Eine gehobene Wüstenoase
Rancho Mirage liegt im Coachella Valley, östlich von Palm Springs, umgeben von Wüstenbergen. Die Stadt wurde 1973 gegründet und entwickelte sich von kleinen Ranches und landwirtschaftlichen Flächen zu einer geplanten Gemeinde mit Wohnvierteln, Golfplätzen und Annehmlichkeiten im Resort-Stil.

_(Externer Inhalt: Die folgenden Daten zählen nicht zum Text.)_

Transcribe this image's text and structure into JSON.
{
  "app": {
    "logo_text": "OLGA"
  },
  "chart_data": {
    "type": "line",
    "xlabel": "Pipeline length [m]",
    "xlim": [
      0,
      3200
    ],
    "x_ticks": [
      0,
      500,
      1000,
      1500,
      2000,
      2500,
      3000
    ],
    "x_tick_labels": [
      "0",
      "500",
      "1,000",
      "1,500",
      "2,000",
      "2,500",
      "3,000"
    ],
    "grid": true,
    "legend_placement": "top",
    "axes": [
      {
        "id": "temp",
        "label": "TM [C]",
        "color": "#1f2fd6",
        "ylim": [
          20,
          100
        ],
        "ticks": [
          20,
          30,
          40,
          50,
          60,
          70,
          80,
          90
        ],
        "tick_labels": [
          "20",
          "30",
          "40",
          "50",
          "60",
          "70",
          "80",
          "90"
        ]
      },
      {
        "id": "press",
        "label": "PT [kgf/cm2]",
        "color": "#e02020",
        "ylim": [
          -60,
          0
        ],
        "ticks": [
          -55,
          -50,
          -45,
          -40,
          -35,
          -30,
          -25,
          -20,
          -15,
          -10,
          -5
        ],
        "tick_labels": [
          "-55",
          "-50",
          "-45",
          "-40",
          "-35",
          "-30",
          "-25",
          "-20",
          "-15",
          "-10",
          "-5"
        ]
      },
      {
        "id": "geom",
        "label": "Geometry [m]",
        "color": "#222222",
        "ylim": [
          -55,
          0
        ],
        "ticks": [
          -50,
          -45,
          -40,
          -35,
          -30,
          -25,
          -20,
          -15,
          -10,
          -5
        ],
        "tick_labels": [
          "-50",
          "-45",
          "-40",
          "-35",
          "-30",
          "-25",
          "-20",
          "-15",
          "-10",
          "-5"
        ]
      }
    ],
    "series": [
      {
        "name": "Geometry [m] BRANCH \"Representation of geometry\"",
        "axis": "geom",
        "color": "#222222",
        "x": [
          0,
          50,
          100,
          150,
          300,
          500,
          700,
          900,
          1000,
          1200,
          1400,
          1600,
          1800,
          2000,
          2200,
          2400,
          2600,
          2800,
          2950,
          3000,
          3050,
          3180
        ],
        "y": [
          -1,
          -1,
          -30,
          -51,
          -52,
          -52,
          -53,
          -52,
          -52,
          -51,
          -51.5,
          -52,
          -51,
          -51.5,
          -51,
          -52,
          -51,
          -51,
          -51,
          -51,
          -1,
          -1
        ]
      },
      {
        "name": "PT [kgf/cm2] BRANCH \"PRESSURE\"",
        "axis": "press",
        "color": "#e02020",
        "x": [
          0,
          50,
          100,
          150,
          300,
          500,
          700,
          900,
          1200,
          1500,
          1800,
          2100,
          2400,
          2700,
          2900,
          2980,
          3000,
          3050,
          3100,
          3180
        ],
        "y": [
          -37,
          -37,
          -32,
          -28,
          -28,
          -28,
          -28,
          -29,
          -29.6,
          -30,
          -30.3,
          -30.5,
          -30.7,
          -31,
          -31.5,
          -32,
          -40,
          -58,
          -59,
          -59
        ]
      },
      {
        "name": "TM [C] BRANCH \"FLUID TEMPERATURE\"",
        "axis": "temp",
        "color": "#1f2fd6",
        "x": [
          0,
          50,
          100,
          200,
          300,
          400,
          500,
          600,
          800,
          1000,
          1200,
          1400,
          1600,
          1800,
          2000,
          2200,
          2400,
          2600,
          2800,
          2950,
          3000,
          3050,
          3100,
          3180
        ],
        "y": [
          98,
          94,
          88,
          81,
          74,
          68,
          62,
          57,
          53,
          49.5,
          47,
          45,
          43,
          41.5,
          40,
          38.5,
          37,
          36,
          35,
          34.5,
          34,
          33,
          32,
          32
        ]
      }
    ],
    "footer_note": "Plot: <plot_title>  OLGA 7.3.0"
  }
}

Die Stadt ist auch für ihren künstlichen Fluss und ihre Wasserspiele bekannt, darunter Springbrunnen und landschaftlich gestaltete Kanäle, die eine echte Oase in der Wüste schaffen. Besucher und Einwohner genießen zahlreiche Wanderwege, Parks und Restaurants im Freien, was Rancho Mirage zu einer einzigartigen Mischung aus natürlicher Schönheit und Freizeitmöglichkeiten macht.
Der „Spielplatz der Präsidenten”
Dwight Eisenhower war der erste Präsident , der Rancho Mirage in den 1950er Jahren besuchte , um dem Druck in Washington zu entfliehen und Ruhe in der Wüste zu finden. Seine Reisen legten den Grundstein dafür, dass die Stadt zu einem beliebten Rückzugsort für US-amerikanische Staatschefs wurde.
Aber es war Ronald Reagan, der während seiner Amtszeit in den 1980er Jahren häufig hier weilte und sein Haus so oft sowohl für private Auszeiten als auch für offizielle Arbeiten nutzte, dass es von den Medien den Spitznamen „das Weiße Haus des Westens” bekam.
Auch andere Präsidenten wählten diese Stadt als persönlichen Rückzugsort, darunter Jimmy Carter, Gerald Ford, Richard Nixon, George H. W. Bush und Bill Clinton. Barack Obama war ebenfalls Stammgast und veranstaltete während seiner Amtszeit bis zu drei Weltgipfel hier.